OK, sorry, I thought something happened 50 years ago. Put that aside. Yes, me, I’ve gone through it. And I expected the company I worked with to sell their side as well as the union to do the same. I have no doubt that companies and unions have crossed the line and I would like my vote to be private so neither can harm me.
So the answer to possible delays is to throw the election out? Remarkable. The only argument for this is that the efforts to harrass, intimidate yada yada from each side will balance somehow. Card check replaces a proper election with a process that can be gamed by the unions in a way impossible via secret ballot. The gap issue is a separate issue and does not invalidate secret ballot. It should be possible to code in a remedy. But card check is problematic in both directions.
Exactly. Unions like card checks because they can bully people into signing the cards, whereas they can’t intimidate people who are casting secret ballots. Union tactics have always been rather thuggish; a sizable fraction of people will sign the card out of fear of being harassed (or worse) if they refuse.
My company actually has a great relationship with the hourly union. The problem is some stupid salter tried to organize us salaried engineers. Sure, we had grievances, and lots of people signed cards just to get management’s attention. The company followed every letter of the law. It was we employees who had to come up with the battle plan against the union, and attempt to follow every letter of the law in making it clear that we were not sponsored by the company.

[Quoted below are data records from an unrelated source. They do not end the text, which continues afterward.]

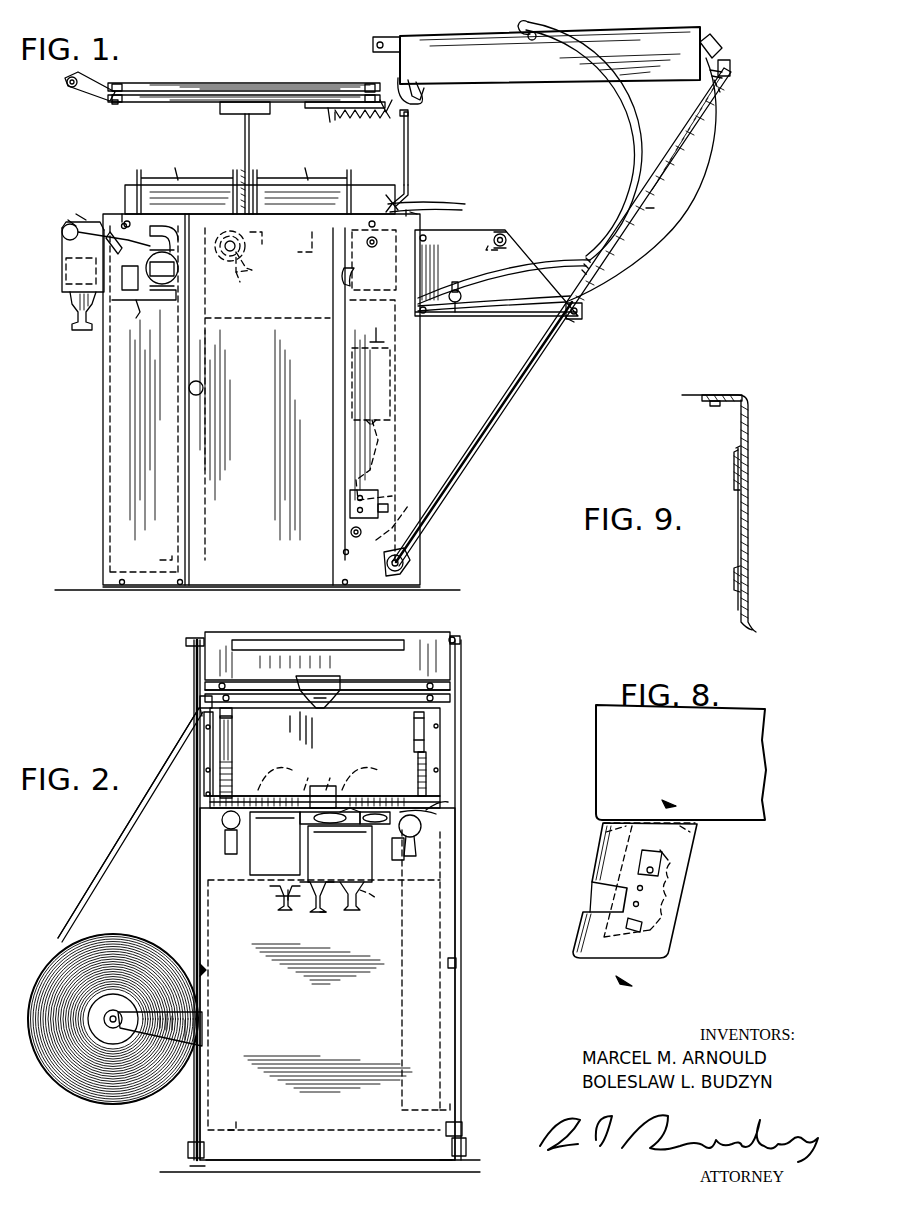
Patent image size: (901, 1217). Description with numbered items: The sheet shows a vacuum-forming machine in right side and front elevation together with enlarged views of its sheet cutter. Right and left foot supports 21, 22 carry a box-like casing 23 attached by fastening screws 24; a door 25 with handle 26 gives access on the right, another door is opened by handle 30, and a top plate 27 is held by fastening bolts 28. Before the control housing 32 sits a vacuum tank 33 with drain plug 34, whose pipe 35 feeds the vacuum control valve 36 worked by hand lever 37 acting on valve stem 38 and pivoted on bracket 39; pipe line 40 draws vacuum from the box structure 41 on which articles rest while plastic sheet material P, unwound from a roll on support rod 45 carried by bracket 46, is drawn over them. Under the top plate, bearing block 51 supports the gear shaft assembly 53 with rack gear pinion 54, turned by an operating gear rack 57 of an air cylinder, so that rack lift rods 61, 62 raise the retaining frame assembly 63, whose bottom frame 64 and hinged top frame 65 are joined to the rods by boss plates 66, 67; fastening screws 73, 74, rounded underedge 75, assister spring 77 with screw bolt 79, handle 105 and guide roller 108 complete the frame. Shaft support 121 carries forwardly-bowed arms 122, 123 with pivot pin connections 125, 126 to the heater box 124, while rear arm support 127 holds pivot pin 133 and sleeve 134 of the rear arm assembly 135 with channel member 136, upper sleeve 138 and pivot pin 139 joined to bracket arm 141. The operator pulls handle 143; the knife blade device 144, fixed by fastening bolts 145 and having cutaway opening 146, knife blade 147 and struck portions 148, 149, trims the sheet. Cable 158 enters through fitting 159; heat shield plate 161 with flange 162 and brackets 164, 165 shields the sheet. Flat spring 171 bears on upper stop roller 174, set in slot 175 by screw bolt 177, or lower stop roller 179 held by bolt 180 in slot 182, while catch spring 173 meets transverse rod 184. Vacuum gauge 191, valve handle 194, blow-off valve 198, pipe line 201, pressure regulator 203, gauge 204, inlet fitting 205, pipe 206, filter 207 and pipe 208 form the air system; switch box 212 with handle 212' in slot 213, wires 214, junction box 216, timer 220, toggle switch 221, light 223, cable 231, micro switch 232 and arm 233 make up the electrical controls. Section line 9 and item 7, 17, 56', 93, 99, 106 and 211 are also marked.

In FIG. 1, the section line 7 is at (608, 208).
In FIG. 8, the section line 9 is at (660, 800).
In FIG. 1, the bracket 17 is at (416, 212).
In FIG. 1, the right hand foot support 21 is at (240, 584).
In FIG. 2, the right hand foot support 21 is at (476, 1168).
In FIG. 2, the left hand foot support 22 is at (190, 1166).
In FIG. 1, the box-like casing 23 is at (410, 415).
In FIG. 2, the box-like casing 23 is at (202, 862).
In FIG. 1, the fastening screws 24 is at (124, 586).
In FIG. 2, the fastening screws 24 is at (188, 1148).
In FIG. 1, the door 25 is at (230, 575).
In FIG. 1, the handle 26 is at (196, 380).
In FIG. 2, the handle 26 is at (458, 966).
In FIG. 1, the top plate 27 is at (102, 214).
In FIG. 1, the fastening bolts 28 is at (126, 212).
In FIG. 2, the handle 30 is at (198, 968).
In FIG. 1, the control housing 32 is at (62, 256).
In FIG. 2, the control housing 32 is at (324, 876).
In FIG. 1, the vacuum tank 33 is at (118, 386).
In FIG. 2, the vacuum tank 33 is at (352, 1122).
In FIG. 1, the drain plug 34 is at (170, 556).
In FIG. 2, the drain plug 34 is at (236, 1130).
In FIG. 1, the pipe 35 is at (176, 296).
In FIG. 1, the vacuum control valve 36 is at (180, 280).
In FIG. 1, the control hand lever 37 is at (62, 246).
In FIG. 2, the control hand lever 37 is at (412, 846).
In FIG. 1, the valve stem 38 is at (136, 268).
In FIG. 1, the bracket 39 is at (140, 312).
In FIG. 1, the pipe line 40 is at (176, 258).
In FIG. 1, the box structure 41 is at (352, 192).
In FIG. 2, the box structure 41 is at (380, 776).
In FIG. 2, the support rod 45 is at (112, 1008).
In FIG. 2, the bracket 46 is at (204, 1020).
In FIG. 1, the right hand bearing block 51 is at (240, 276).
In FIG. 1, the gear shaft assembly 53 is at (252, 268).
In FIG. 1, the right hand rack gear pinion 54 is at (220, 246).
In FIG. 1, the bracket 56' is at (311, 255).
In FIG. 1, the operating gear rack 57 is at (262, 242).
In FIG. 1, the rack lift rod 61 is at (250, 160).
In FIG. 2, the rack lift rod 61 is at (430, 760).
In FIG. 2, the rack lift rod 62 is at (232, 766).
In FIG. 1, the plastic sheet retaining frame assembly 63 is at (213, 75).
In FIG. 2, the plastic sheet retaining frame assembly 63 is at (216, 690).
In FIG. 1, the bottom frame 64 is at (312, 118).
In FIG. 2, the bottom frame 64 is at (436, 694).
In FIG. 1, the top frame 65 is at (284, 84).
In FIG. 2, the top frame 65 is at (440, 688).
In FIG. 1, the boss plate 66 is at (236, 110).
In FIG. 2, the boss plate 66 is at (414, 722).
In FIG. 2, the boss plate 67 is at (228, 716).
In FIG. 1, the front fastening screws 73 is at (118, 104).
In FIG. 2, the front fastening screws 73 is at (230, 700).
In FIG. 1, the rear fastening screws 74 is at (362, 116).
In FIG. 1, the rounded underedge 75 is at (410, 114).
In FIG. 1, the top frame lift assister spring 77 is at (386, 116).
In FIG. 1, the screw bolt 79 is at (328, 122).
In FIG. 1, the pivot 93 is at (118, 90).
In FIG. 2, the pivot 93 is at (216, 686).
In FIG. 1, the pivot 99 is at (368, 86).
In FIG. 1, the handle 105 is at (86, 94).
In FIG. 2, the handle 105 is at (340, 680).
In FIG. 2, the bracket 106 is at (200, 702).
In FIG. 2, the plastic sheet guide roller 108 is at (200, 716).
In FIG. 1, the shaft support 121 is at (408, 566).
In FIG. 2, the shaft support 121 is at (464, 1130).
In FIG. 1, the front heater supporting arm 122 is at (528, 378).
In FIG. 2, the front heater supporting arm 122 is at (460, 830).
In FIG. 2, the front heater supporting arm 123 is at (196, 822).
In FIG. 1, the heater box 124 is at (524, 82).
In FIG. 2, the heater box 124 is at (396, 632).
In FIG. 8, the heater box 124 is at (594, 756).
In FIG. 1, the pivot pin connection 125 is at (600, 48).
In FIG. 2, the pivot pin connection 125 is at (460, 638).
In FIG. 2, the pivot pin connection 126 is at (200, 640).
In FIG. 1, the rear arm support 127 is at (450, 318).
In FIG. 1, the pivot pin 133 is at (590, 312).
In FIG. 1, the sleeve 134 is at (574, 322).
In FIG. 1, the rear heater supporting arm assembly 135 is at (668, 136).
In FIG. 1, the channel member 136 is at (654, 172).
In FIG. 1, the sleeve 138 is at (726, 82).
In FIG. 1, the pivot pin 139 is at (728, 78).
In FIG. 1, the bracket arm 141 is at (732, 66).
In FIG. 1, the handle 143 is at (392, 60).
In FIG. 2, the handle 143 is at (318, 640).
In FIG. 1, the knife blade device 144 is at (418, 100).
In FIG. 9, the knife blade device 144 is at (748, 412).
In FIG. 8, the knife blade device 144 is at (596, 860).
In FIG. 9, the fastening bolts 145 is at (716, 404).
In FIG. 8, the fastening bolts 145 is at (600, 834).
In FIG. 8, the cutaway opening 146 is at (598, 896).
In FIG. 1, the knife blade 147 is at (416, 90).
In FIG. 9, the knife blade 147 is at (738, 534).
In FIG. 8, the knife blade 147 is at (580, 906).
In FIG. 9, the inwardly-struck portion 148 is at (734, 580).
In FIG. 8, the inwardly-struck portion 148 is at (640, 928).
In FIG. 9, the inwardly-struck portion 149 is at (730, 470).
In FIG. 8, the inwardly-struck portion 149 is at (664, 858).
In FIG. 1, the three-wire cable 158 is at (698, 186).
In FIG. 1, the fitting 159 is at (714, 44).
In FIG. 1, the heat shield plate structure 161 is at (408, 146).
In FIG. 2, the heat shield plate structure 161 is at (334, 742).
In FIG. 1, the reinforcing flange 162 is at (414, 180).
In FIG. 2, the right hand bracket 164 is at (442, 756).
In FIG. 2, the left hand bracket 165 is at (202, 776).
In FIG. 1, the flat movement-resisting spring 171 is at (556, 244).
In FIG. 1, the flat catch spring 173 is at (428, 202).
In FIG. 2, the flat catch spring 173 is at (322, 796).
In FIG. 1, the upper stop roller 174 is at (500, 232).
In FIG. 1, the elongated slot 175 is at (502, 246).
In FIG. 1, the screw bolt 177 is at (506, 236).
In FIG. 1, the lower stop roller 179 is at (462, 296).
In FIG. 1, the bolt 180 is at (460, 294).
In FIG. 1, the elongated slot 182 is at (454, 284).
In FIG. 1, the transverse rod 184 is at (586, 262).
In FIG. 2, the transverse rod 184 is at (440, 802).
In FIG. 2, the vacuum gauge 191 is at (436, 814).
In FIG. 2, the handle 194 is at (226, 846).
In FIG. 1, the blow-off valve 198 is at (112, 236).
In FIG. 1, the pipe line 201 is at (138, 226).
In FIG. 2, the pressure regulator 203 is at (294, 916).
In FIG. 2, the air pressure gauge 204 is at (264, 886).
In FIG. 1, the air inlet fitting 205 is at (360, 536).
In FIG. 2, the air inlet fitting 205 is at (450, 1108).
In FIG. 1, the pipe 206 is at (222, 330).
In FIG. 2, the pipe 206 is at (398, 1006).
In FIG. 1, the air filter 207 is at (70, 300).
In FIG. 2, the air filter 207 is at (352, 916).
In FIG. 2, the pipe 208 is at (330, 912).
In FIG. 1, the pin 211 is at (372, 254).
In FIG. 1, the main safety switch box 212 is at (410, 340).
In FIG. 1, the switch handle 212' is at (374, 270).
In FIG. 1, the vertical slot 213 is at (340, 284).
In FIG. 1, the cable wires 214 is at (400, 360).
In FIG. 1, the junction box 216 is at (378, 380).
In FIG. 1, the electric timer 220 is at (66, 231).
In FIG. 2, the electric timer 220 is at (358, 822).
In FIG. 1, the toggle switch 221 is at (70, 222).
In FIG. 1, the timer operated light 223 is at (78, 216).
In FIG. 1, the two wire cable 231 is at (400, 436).
In FIG. 1, the micro switch 232 is at (406, 464).
In FIG. 1, the arm 233 is at (408, 510).
In FIG. 2, the plastic sheet material P is at (130, 820).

For example, Kinko’s for copies instead of the office copier. Personal email instead of the company system. And so on.
The cards were signed in secret. More than 50% had already signed before the company even knew what was happening. If that had meant “instant union” then I and the other opposing forces wouldn’t have had a chance to make our non-union campaign. Union cards aren’t meant to mean “unionize me”; rather, they’re meant to express an interest in an NLRB election.
Current proposals are a majority, so it could be 50.002%.